A partir de 1955, Judit Reigl s’affranchit du milieu surréaliste pour se frayer un chemin à elle. Elle avait fui la Hongrie, disait-elle, pour éviter une formation normalisante. Dorénavant elle fuira toute classification, travaillant seule, loin du monde et en passant de longues périodes sans exposer. Rejetant d’abord ses pinceaux, elle cherche dans les marchés aux puces des outils adéquats: tringles de rideau, lames de rasoirs incurvées, bouts de bois.

Entre 1955 et 1965, Judit Reigl avance sur plusieurs séries en même temps: Éclatement, Centre de dominance, Écriture en masse et Expérience d’apesanteur, à chaque fois son défi étant de représenter les énergies de l’univers. Ce travail gestuel, sans préméditation et sans préparation, n’est jamais corrigé. Soit le geste est satisfaisant, soit l’œuvre est mise au rebus. Certains renaîtront plus tard dans ses palimpsestes sombres, Guano.

Dans ses Éclatement (les toiles de ses différentes séries portent presque toujours le même titre que la série), c’est la force centrifuge qui est sur scène. Le terme anglais «action painting» convient tout à fait à Judit Reigl: elle commençait par projeter des poignées de peinture vers le centre de la toile («J’achetais le meilleur marché possible, des pots de 1 kg de blanc et de noir», explique-t-elle) — c’est d’ailleurs le noir avec quelques bribes de couleurs vives qui va dominer son œuvre pendant très longtemps.
Ensuite, elle poussait ces mottes de peinture vers l’extérieur, avec divers outils, en laissant des monticules de pâte collés à la toile. Le résultat: une série d’étoiles éclaboussées qui occupent la surface comme des instantanés de feux d’artifice.

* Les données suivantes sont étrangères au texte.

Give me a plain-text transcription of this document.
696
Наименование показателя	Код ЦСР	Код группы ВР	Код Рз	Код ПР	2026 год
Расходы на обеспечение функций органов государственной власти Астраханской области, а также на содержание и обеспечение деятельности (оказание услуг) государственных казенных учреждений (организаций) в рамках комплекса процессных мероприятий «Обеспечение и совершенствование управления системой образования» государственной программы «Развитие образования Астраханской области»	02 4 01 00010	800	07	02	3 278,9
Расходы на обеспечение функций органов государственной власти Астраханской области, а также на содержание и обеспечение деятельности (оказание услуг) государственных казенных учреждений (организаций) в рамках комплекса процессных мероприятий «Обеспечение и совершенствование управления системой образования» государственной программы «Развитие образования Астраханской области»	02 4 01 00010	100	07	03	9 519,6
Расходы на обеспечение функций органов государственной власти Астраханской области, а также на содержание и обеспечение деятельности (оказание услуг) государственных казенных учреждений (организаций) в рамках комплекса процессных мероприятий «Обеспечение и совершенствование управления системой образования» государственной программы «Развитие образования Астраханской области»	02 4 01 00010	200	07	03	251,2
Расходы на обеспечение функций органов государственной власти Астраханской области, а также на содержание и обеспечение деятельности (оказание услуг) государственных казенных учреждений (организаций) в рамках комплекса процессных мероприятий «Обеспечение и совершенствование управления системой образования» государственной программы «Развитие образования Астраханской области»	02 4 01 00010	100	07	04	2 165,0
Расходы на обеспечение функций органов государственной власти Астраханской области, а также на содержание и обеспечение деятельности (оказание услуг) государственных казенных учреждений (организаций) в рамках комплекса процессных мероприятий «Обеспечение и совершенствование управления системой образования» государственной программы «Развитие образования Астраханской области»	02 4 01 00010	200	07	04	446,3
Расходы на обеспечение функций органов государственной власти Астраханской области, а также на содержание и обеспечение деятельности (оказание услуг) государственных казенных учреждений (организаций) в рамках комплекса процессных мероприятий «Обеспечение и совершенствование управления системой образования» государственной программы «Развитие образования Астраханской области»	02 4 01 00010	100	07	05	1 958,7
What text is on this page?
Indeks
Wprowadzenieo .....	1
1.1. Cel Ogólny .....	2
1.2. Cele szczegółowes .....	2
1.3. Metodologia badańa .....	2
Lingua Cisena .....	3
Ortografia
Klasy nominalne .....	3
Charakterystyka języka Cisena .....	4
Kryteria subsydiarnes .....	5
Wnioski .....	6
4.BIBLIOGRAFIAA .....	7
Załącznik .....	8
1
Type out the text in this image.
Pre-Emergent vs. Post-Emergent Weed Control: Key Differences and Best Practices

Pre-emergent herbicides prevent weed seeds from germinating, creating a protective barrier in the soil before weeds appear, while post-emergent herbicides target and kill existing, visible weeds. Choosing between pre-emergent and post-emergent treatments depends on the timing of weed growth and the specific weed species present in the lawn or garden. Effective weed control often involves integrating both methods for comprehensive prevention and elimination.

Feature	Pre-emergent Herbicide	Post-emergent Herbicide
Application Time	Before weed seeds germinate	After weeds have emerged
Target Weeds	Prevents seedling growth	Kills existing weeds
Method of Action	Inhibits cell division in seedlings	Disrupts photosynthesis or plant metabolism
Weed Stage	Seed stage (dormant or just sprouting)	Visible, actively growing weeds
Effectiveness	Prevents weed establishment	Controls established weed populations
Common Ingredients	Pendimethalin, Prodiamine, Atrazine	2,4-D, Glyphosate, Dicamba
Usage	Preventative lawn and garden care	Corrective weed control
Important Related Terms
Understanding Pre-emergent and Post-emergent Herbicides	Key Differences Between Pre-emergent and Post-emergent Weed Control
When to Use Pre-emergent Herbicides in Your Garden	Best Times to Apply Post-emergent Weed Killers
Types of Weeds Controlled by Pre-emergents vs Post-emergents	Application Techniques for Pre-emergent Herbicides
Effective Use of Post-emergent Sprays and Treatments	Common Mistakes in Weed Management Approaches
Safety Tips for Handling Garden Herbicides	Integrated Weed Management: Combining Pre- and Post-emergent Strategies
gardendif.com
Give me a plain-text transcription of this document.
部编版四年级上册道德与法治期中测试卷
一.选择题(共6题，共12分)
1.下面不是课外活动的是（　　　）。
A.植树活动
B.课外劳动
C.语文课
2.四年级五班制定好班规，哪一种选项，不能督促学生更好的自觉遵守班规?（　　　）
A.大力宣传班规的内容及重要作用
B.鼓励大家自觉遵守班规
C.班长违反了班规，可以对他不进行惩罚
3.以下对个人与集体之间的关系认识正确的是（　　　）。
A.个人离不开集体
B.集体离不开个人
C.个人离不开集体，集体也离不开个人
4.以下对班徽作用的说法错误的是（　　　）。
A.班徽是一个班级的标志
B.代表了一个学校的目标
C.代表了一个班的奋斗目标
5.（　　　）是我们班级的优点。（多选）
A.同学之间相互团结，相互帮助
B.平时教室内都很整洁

Ses Centre de dominance sont le contraire des Éclatement. Au lieu d’explosions de couleur, il s’agit de formes arrondies qui tournent sur elles-mêmes dans l’espace.
La rangée de trois toiles exposées montre chacune une grosse spirale noire qui embrasse, ici un jaune orangé, ici un bleu vif. Si les Éclatement offraient des sensations de légèreté de geste et de forme, les Centre de dominance imposent par leur force, leur masse noire concentrée, ainsi que le travail physique exigé. Ici, c’est la force centripète qui est représentée. On comprend aussi que la représentation de l’apesanteur était déjà l’une des préoccupations majeures.

Judit Reigl a toujours travaillé par séries, souvent avec plusieurs séries simultanément. C’est de ses Écritures en masse, des blocs et des taches noires sur fond écru qu’elle exécute dans les années 60-65, qu’émane la série la plus controversée de son œuvre, Homme. Pour Écriture en masse, le noir est jeté en bas des toiles mesurant plus de 4 mètres-carrés et repoussé avec des mouvements continus ou discontinus, mais qui partent toujours d’en bas, soit avec les mains, soit avec des outils qu’elle fabrique, sur toute la surface, le geste, et sans doute l’artiste, s’essoufflant vers le haut.

L’accrochage en face à face des les deux séries, Écritures en masse et celle qui a suscité tant de controverses, Hommes, permet des comparaisons. On a reproché à Judit Reigl d’avoir abandonné l’abstraction et d’être retournée à la représentation humaine. Pour elle, il s’agissait au contraire d’un déroulement à partir d’Écriture en masse, en aucun cas une rupture. Les comparer permet de voir effectivement dans certains de ses Éclatements des masses noires bouger, et d’imaginer des personnes qui flottent dans des paysages de neige (en particulier dans Les Huns, et Écriture en masse, 1965, 236 x 208 cm).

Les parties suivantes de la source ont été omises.